Ekstra dikkat etmesi lazım her şeye ve o aksiyonsuz bir gün dahi geçirmeye alışık değil. Yani çocuk doğana kadar elimiz yüreğimizde bekleyeceğiz. Onun sessiz, sakin bir şekilde köşesine çekilmesini beklemiyordur sanırım kimse? Hele de şanı kendinden önce gelen Kerim'in yeni asistanını düşünürsek. Ön gösterimi böyle yapıldıysa, onunla birlikte birçok aksiyon da geliyor demektir neticede...
Şansına Mahir gibi bir dostu var.
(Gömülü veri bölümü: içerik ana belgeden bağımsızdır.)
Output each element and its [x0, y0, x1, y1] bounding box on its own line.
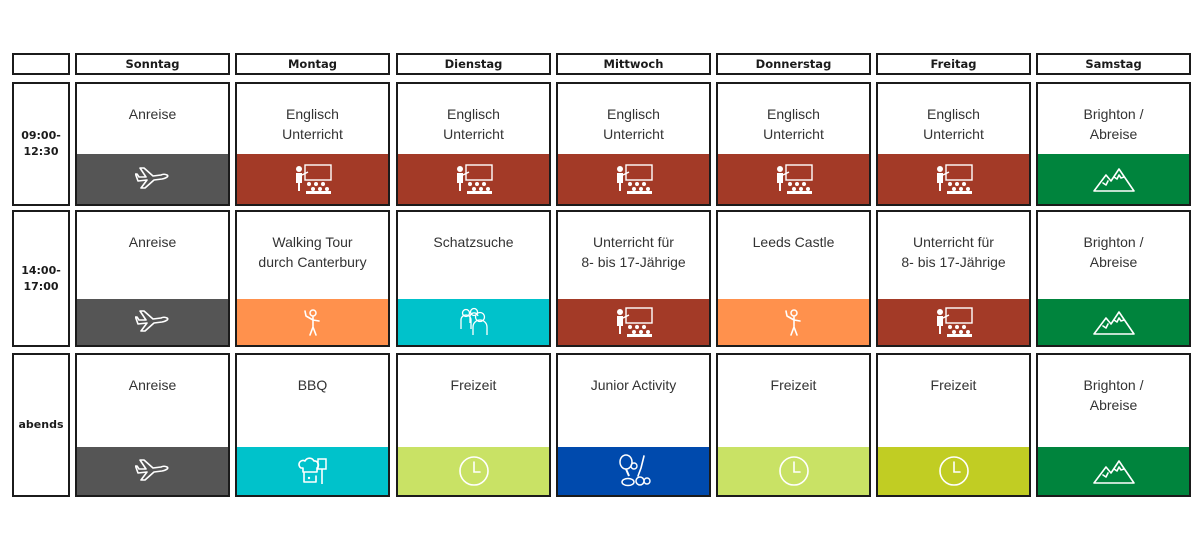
- column-header: Mittwoch: [556, 53, 711, 75]
- schedule-cell: Schatzsuche: [396, 210, 551, 347]
- activity-label: Leeds Castle: [752, 234, 835, 250]
- sports-icon: [616, 454, 652, 488]
- schedule-cell: Anreise: [75, 210, 230, 347]
- mountain-icon: [1092, 165, 1136, 193]
- activity-color-band: [1038, 299, 1189, 345]
- activity-label: Englisch Unterricht: [443, 106, 504, 142]
- activity-color-band: [398, 299, 549, 345]
- activity-label: Englisch Unterricht: [603, 106, 664, 142]
- schedule-cell: Unterricht für 8- bis 17-Jährige: [556, 210, 711, 347]
- schedule-cell: Englisch Unterricht: [716, 82, 871, 206]
- activity-label: Freizeit: [930, 377, 977, 393]
- schedule-cell: BBQ: [235, 353, 390, 497]
- activity-label: Freizeit: [450, 377, 497, 393]
- activity-label: Englisch Unterricht: [282, 106, 343, 142]
- activity-color-band: [718, 299, 869, 345]
- airplane-icon: [134, 457, 171, 485]
- classroom-icon: [293, 163, 333, 195]
- schedule-cell: Brighton / Abreise: [1036, 210, 1191, 347]
- activity-label: Brighton / Abreise: [1083, 377, 1144, 413]
- schedule-cell: Freizeit: [716, 353, 871, 497]
- activity-color-band: [558, 299, 709, 345]
- time-slot-label: 14:00- 17:00: [12, 210, 70, 347]
- activity-label: Anreise: [128, 106, 177, 122]
- activity-label: Unterricht für 8- bis 17-Jährige: [581, 234, 686, 270]
- schedule-cell: Brighton / Abreise: [1036, 82, 1191, 206]
- activity-color-band: [398, 154, 549, 204]
- activity-color-band: [77, 154, 228, 204]
- clock-icon: [458, 455, 490, 487]
- activity-color-band: [1038, 154, 1189, 204]
- activity-color-band: [77, 447, 228, 495]
- activity-color-band: [558, 154, 709, 204]
- activity-color-band: [718, 154, 869, 204]
- activity-label: Unterricht für 8- bis 17-Jährige: [901, 234, 1006, 270]
- activity-color-band: [77, 299, 228, 345]
- time-slot-text: abends: [18, 418, 64, 432]
- activity-color-band: [237, 447, 388, 495]
- time-slot-text: 14:00- 17:00: [21, 263, 61, 293]
- schedule-cell: Junior Activity: [556, 353, 711, 497]
- activity-color-band: [1038, 447, 1189, 495]
- schedule-cell: Englisch Unterricht: [876, 82, 1031, 206]
- time-slot-label: abends: [12, 353, 70, 497]
- column-header: Dienstag: [396, 53, 551, 75]
- classroom-icon: [454, 163, 494, 195]
- classroom-icon: [934, 163, 974, 195]
- classroom-icon: [774, 163, 814, 195]
- airplane-icon: [134, 308, 171, 336]
- schedule-cell: Englisch Unterricht: [235, 82, 390, 206]
- activity-color-band: [878, 154, 1029, 204]
- chef-icon: [297, 456, 329, 486]
- activity-label: Englisch Unterricht: [763, 106, 824, 142]
- schedule-cell: Freizeit: [396, 353, 551, 497]
- airplane-icon: [134, 165, 171, 193]
- activity-color-band: [237, 154, 388, 204]
- classroom-icon: [934, 306, 974, 338]
- mountain-icon: [1092, 457, 1136, 485]
- schedule-cell: Anreise: [75, 82, 230, 206]
- schedule-cell: Freizeit: [876, 353, 1031, 497]
- activity-label: Brighton / Abreise: [1083, 234, 1144, 270]
- activity-label: Schatzsuche: [433, 234, 514, 250]
- activity-label: BBQ: [297, 377, 328, 393]
- time-slot-label: 09:00- 12:30: [12, 82, 70, 206]
- classroom-icon: [614, 306, 654, 338]
- schedule-cell: Englisch Unterricht: [556, 82, 711, 206]
- activity-color-band: [878, 299, 1029, 345]
- column-header: Samstag: [1036, 53, 1191, 75]
- activity-color-band: [237, 299, 388, 345]
- schedule-cell: Leeds Castle: [716, 210, 871, 347]
- clock-icon: [938, 455, 970, 487]
- activity-label: Anreise: [128, 234, 177, 250]
- tour-guide-icon: [782, 307, 806, 337]
- activity-label: Englisch Unterricht: [923, 106, 984, 142]
- time-slot-text: 09:00- 12:30: [21, 129, 61, 158]
- activity-color-band: [718, 447, 869, 495]
- corner-header: [12, 53, 70, 75]
- schedule-cell: Englisch Unterricht: [396, 82, 551, 206]
- column-header: Freitag: [876, 53, 1031, 75]
- schedule-cell: Anreise: [75, 353, 230, 497]
- activity-label: Walking Tour durch Canterbury: [258, 234, 367, 270]
- mountain-icon: [1092, 308, 1136, 336]
- schedule-cell: Walking Tour durch Canterbury: [235, 210, 390, 347]
- classroom-icon: [614, 163, 654, 195]
- column-header: Sonntag: [75, 53, 230, 75]
- activity-color-band: [398, 447, 549, 495]
- activity-color-band: [558, 447, 709, 495]
- column-header: Montag: [235, 53, 390, 75]
- activity-label: Junior Activity: [590, 377, 677, 393]
- tour-guide-icon: [301, 307, 325, 337]
- clock-icon: [778, 455, 810, 487]
- group-icon: [458, 307, 490, 337]
- activity-label: Freizeit: [770, 377, 817, 393]
- activity-color-band: [878, 447, 1029, 495]
- activity-label: Anreise: [128, 377, 177, 393]
- schedule-cell: Brighton / Abreise: [1036, 353, 1191, 497]
- column-header: Donnerstag: [716, 53, 871, 75]
- activity-label: Brighton / Abreise: [1083, 106, 1144, 142]
- schedule-cell: Unterricht für 8- bis 17-Jährige: [876, 210, 1031, 347]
Her konuda yine onun arkasında olacak ve destekleyecektir. Başına bir şey gelmesin diye verdiği mücadeleye, şüphesiz yenilerini de ekleyecektir... Filiz'in Mehmet'i alıp götürmesi ardından çılgına dönen Hülya'nın öylece durup bir şeylerin değişmesini beklemesi imkansızdı. Elbette en trajik olana kendini hazırlamış ve beline taktığı silahla, Mehmet'i kaçırıp uzaklara gitme plânı yapmıştı. Şansına, Mehmet'in ondan olmadığını öğrenen Melek isyan etmeye aradı da niyeti açık olundu. Ondan sonrası ise tam bir dostluk yorumuydu... Mahir ile Hülya'nın arasındaki bağ, ölesiye kıskanılacak cinsten. Birbirleri için girmeyecekleri tehlike yok desem yeridir ve bu ikilinin şahane oyunculuğuyla birleşince tadından yenmeyen sahneler ortaya çıkıyor. Kendini kaybeden Hülya'ya attığı o tokat, ardından girdiği şoktan çıkan Hülya'nın onun boynuna sarılıp pişmanlığını haykırması etkileyiciydi. İnsan Mahir gibi bir dostu olsun istiyor. Zira bu sefer ciddili bir yanlış adımdan dönmüş oldu Hülya...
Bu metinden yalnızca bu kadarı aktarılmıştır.